Respect BOUNDARIES.  Leaders demonstrating trust respect the boundaries of others.  When they are unsure whether or not something is ok or not, trustworthy leaders ask and clarify. 

Be RELIABLE. Trustworthy leaders do what they say they will do.  AT work, this means they are aware of their competencies and limitations so that they do not over-promise.  Leaders braving trust also work toward balancing their competing priorities so that they can deliver on their commitments.

Hold yourself ACCOUNTABLE. Leaders who lead with trust own their mistakes, apologize, and make amends.

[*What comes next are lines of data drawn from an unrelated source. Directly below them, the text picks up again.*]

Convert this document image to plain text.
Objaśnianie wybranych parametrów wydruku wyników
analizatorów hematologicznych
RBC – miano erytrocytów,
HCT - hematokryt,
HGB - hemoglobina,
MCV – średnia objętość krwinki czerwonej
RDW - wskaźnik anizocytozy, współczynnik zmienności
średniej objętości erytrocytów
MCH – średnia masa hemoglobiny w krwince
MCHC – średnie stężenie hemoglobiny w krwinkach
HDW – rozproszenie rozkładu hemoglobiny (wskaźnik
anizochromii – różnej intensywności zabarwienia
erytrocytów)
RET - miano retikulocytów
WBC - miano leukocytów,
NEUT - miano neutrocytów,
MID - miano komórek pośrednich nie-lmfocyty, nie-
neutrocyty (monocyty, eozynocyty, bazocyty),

VAULT.  Trustworthy leaders don’t share information or experiences that are not theirs to share.  These leaders clarify upfront if something cannot be kept confidential (i.e., effects the organization) so that ground rules are established.

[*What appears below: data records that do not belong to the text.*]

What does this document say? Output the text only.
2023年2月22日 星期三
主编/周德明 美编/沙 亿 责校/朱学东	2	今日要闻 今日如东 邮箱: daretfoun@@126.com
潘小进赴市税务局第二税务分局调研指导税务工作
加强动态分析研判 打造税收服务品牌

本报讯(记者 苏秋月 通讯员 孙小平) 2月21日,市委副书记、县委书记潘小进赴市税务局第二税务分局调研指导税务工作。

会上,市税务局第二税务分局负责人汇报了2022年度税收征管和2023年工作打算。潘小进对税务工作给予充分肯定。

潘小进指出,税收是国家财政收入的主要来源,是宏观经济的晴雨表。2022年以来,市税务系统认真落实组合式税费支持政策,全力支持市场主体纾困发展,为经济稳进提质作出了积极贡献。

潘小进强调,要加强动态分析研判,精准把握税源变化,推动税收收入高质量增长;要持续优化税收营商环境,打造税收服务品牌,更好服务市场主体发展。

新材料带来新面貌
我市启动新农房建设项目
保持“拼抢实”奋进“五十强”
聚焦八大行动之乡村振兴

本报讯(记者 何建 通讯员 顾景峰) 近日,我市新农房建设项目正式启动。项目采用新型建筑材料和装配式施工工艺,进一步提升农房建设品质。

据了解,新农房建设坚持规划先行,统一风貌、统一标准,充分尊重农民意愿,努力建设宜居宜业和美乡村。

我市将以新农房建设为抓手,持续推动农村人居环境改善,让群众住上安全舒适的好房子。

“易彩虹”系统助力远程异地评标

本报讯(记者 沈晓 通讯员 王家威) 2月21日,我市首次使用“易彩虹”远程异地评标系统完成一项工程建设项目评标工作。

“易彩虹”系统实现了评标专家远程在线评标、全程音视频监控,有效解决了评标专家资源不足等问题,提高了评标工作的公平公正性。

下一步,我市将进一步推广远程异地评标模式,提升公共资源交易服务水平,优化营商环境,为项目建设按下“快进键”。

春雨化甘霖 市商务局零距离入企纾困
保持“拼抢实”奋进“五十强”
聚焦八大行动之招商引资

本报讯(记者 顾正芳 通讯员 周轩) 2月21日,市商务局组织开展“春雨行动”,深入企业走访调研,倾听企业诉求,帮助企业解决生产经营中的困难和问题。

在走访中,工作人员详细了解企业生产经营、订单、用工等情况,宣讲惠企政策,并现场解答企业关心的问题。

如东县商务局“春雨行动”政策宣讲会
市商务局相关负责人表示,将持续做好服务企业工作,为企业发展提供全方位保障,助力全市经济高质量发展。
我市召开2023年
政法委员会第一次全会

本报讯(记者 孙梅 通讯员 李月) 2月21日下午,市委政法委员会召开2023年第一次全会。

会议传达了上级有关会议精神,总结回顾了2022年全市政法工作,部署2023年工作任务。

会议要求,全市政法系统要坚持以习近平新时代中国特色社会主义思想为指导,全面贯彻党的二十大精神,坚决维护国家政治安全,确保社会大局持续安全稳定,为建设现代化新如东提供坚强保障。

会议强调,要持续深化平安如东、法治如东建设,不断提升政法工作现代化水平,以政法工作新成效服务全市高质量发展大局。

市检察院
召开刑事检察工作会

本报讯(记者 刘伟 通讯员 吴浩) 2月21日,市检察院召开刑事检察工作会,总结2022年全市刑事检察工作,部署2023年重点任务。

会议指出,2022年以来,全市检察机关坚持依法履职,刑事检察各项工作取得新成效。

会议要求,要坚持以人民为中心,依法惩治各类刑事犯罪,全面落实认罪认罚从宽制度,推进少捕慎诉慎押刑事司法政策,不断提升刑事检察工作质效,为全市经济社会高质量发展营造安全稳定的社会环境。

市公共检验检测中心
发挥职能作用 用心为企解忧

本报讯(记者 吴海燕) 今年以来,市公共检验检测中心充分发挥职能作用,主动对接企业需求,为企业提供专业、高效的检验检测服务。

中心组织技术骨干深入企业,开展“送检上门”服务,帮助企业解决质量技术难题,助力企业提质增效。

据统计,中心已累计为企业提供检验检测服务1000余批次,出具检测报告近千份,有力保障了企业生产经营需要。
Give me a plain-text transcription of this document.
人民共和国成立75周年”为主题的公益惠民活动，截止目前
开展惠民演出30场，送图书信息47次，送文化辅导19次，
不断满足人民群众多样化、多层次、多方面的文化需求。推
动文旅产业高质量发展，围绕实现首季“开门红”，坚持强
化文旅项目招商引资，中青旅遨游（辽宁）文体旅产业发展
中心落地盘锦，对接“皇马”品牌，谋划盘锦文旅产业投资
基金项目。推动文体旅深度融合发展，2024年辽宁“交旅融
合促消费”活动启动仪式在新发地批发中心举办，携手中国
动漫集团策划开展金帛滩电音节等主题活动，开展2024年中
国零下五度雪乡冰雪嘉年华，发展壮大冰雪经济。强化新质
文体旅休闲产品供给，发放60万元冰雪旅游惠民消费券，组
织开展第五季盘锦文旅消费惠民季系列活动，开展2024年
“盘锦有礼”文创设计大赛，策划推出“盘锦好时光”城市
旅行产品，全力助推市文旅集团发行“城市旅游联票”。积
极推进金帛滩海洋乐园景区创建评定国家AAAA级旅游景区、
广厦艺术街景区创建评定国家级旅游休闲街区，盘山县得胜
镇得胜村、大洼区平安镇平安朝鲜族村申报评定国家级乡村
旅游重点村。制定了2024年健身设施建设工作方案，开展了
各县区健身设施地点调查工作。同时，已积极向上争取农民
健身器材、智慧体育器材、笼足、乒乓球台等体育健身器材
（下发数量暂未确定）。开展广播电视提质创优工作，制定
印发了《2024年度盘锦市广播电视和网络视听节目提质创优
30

Demonstrate INTEGRITY. Trustworthy leaders chose courage over comfort, and choose right over what is fun, fast or easy.  Integrity is choosing to practice values over merely professing them.

Practice NONJUDGMENT. Those who lead with trust create an environment in which each person can ask for and discuss what they need without the fear of judgment.

Share GENEROSITY. Trustworthy leaders extend the most generous interpretation possible to the intention, words, and actions of others.

In your experience, what additional leadership behaviors build a trust environment within the team? Log on and join the conversation at www.somc.org/leadership.  We learn best from each other’s experiences.

1 Response

stewartk February 24th, 2020

Does resolved conflict help to build and sustain trust? Can real trust exist before it has been tested? What role does truth-telling play in building trust between leaders and followers? Do we naturally trust the people in our tribe and naturally distrust those in other tribes?